Evil ❲Official — 2024❳
A famous warning against those who "call evil good and good evil," effectively reversing moral standards and substituting darkness for light.
Philip Zimbardo proved that ordinary college students, given uniforms, sunglasses, and absolute power over a prison, became sadistic within six days. They forced prisoners to simulate sodomy, sleep naked on concrete, and chant humiliating mantras. Zimbardo concluded that —not the soul. Anonymity, dehumanization, and authority are the real devils.
Hannah Arendt famously wrote about the "banality of evil" — how the worst atrocities in history were carried out not by monsters, but by ordinary desk-job bureaucrats who stopped thinking about the human consequences of their actions. A famous warning against those who "call evil
If Eichmann was evil, then everything we thought we knew about the darkness in the human heart was wrong.
If a feature exists because someone realized “users are addicted to variable rewards” or “people don’t read terms of service,” and they used that knowledge to take advantage rather than protect — that’s a small act of evil. Zimbardo concluded that —not the soul
If we define evil as "the infliction of unnecessary suffering," then the first step to fighting it is radical self-awareness.
But is a psychopath evil? They didn't choose their brain chemistry. If a tumor in the prefrontal cortex turns a loving husband into a pedophile (a documented case), is the man evil, or is the tumor evil? If Eichmann was evil, then everything we thought
A "good piece" or strategy for addressing evil, particularly from a biblical and philosophical perspective, involves several core principles: 1. The Strategy of "Overcoming"

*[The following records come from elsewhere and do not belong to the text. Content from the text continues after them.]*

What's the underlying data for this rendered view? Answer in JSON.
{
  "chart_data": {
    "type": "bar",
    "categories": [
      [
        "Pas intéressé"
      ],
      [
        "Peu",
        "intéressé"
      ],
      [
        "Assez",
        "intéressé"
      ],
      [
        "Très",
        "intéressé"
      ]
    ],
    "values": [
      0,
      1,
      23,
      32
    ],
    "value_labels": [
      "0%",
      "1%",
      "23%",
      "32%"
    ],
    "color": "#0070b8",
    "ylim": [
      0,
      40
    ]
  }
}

In the summer of 1961, a man sat in a bulletproof glass booth in Jerusalem, accused of crimes so vast that the human mind struggles to comprehend their scale. Adolf Eichmann, the architect of the Holocaust’s logistics, did not look like a demon. He was bald, myopic, and mundane. As Hannah Arendt watched the trial, she coined a phrase that would haunt philosophy for decades:
The most prominent instruction for dealing with evil is to . This approach emphasizes:
For years, scientists have studied the brains of serial killers and psychopaths, looking for biological markers. They often find damage or underdevelopment in the prefrontal cortex—the area responsible for impulse control and decision-making—and abnormalities in the amygdala, which processes fear and empathy. If the hardware of empathy is broken, is the person truly "evil," or are they merely broken machines?